Otherwise, WO 00/66180 discloses a method for enhancing the contrast of MRI images which comprise the administration of a CEST MRI contrast agent including at least one chemical group endowed with appropriate proton exchange and chemical shift properties to function effectively for performing CEST MRI analyses in vivo as well as for the determination of physical or chemical parameters such as pH and temperature both in vivo and in vitro. A ratiometric method for the pH measurement which is independent on the contrast agent concentration is also disclosed.
All the agents disclosed by Balaban and co-workers as useful to practice the claimed method are diamagnetic organic molecules having OH or NH exchangeable protons.
In general, the mobile protons of a contrast agent for a CEST application must possess a fast exchange rate (kex) with water protons, but slower than the coalescence condition, wherein this condition is suitably reached when kexΔv˜1/2π, where Δv is the chemical shift separation in Hz between the two exchanging pools. In this context, larger Δv values enable the exploitation of higher kex values, thus resulting in an enhanced CEST effect.
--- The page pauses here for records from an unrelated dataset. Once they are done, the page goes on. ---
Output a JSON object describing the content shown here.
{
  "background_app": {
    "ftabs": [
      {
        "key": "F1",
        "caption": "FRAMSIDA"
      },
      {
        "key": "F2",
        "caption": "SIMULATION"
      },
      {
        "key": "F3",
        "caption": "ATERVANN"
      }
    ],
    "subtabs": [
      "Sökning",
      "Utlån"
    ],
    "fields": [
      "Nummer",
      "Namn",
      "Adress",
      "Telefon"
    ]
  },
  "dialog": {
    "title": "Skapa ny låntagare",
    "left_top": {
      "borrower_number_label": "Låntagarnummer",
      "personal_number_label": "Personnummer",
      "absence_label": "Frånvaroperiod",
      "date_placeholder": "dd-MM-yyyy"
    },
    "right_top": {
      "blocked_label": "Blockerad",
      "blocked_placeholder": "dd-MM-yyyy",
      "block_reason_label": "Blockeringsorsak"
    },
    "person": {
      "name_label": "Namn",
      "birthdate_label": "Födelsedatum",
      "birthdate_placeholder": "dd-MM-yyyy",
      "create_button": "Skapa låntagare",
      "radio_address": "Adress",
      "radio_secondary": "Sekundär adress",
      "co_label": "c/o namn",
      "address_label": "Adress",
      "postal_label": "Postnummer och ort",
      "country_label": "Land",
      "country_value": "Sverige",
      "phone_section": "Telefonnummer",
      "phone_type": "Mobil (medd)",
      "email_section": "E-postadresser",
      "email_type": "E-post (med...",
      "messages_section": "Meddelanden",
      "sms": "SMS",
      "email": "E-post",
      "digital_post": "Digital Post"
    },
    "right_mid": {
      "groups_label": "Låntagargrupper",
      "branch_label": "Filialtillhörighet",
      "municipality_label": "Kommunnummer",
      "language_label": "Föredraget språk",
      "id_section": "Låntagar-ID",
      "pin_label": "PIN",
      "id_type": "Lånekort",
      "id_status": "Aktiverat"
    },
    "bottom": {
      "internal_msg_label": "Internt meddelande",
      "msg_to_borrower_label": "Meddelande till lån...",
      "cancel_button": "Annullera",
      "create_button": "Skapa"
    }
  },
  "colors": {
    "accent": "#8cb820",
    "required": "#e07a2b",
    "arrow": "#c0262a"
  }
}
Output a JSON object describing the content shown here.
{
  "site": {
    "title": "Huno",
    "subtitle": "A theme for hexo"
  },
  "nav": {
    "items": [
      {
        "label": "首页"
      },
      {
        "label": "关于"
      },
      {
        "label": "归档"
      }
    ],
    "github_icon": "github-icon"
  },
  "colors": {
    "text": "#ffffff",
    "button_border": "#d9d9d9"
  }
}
The diamagnetic systems claimed by Balaban are advantageously endowed with adequately short relaxation rates, but the chemical shifts separation from their NH or OH exchangeable protons signals and the bulk water signal is only within 1-5 ppm. So, the saturation of these mobile protons, avoiding the saturation of the bulk water or protein bound water, could actually present a considerable difficulty. Beside the small Δv values, a further limit of such diamagnetic agents is represented by the high concentration thereof which is usually required to generate a sufficiently large CEST effect, resulting in a high probability of toxic or physiological effect in vivo.
WO 02/43775 discloses paramagnetic metal ion-based macrocyclic CEST contrast agents which comprises a tetraazacyclododecane ligand wherein pendent arms includes amide groups, a paramagnetic metal ion coordinated to the ligand and a water molecule associated with it. Said agents are reported to be useful for producing image contrast based on a magnetization transfer mechanism.
The specification cites the effect of the pH on the residence lifetime at 298 K, τM298, (τM=1/kex) for protons associated with the amides in the pendent arms and the pH dependence of the Magnetization Transfer effect obtained while saturating two magnetically different exchangeable protons associated to the same amide group of one of claimed compounds (FIG. 25 and experiment 13, respectively). The specification, however, fails to teach or even suggest the applicability of the pH effect on the magnetization transfer to the whole class of claimed agents. Moreover, either the specification or the experiment 13 fail to teach or to suggest the possible use of the claimed compounds in a method of general applicability for the determination of a physical or chemical parameter of diagnostic interest in a human or animal body organ, fluid or tissue; even less in a method wherein said determination is obtained independently on the local contrast agent concentration. At the same time, WO 02/43775 specification fails to teach how said determination may be carried out.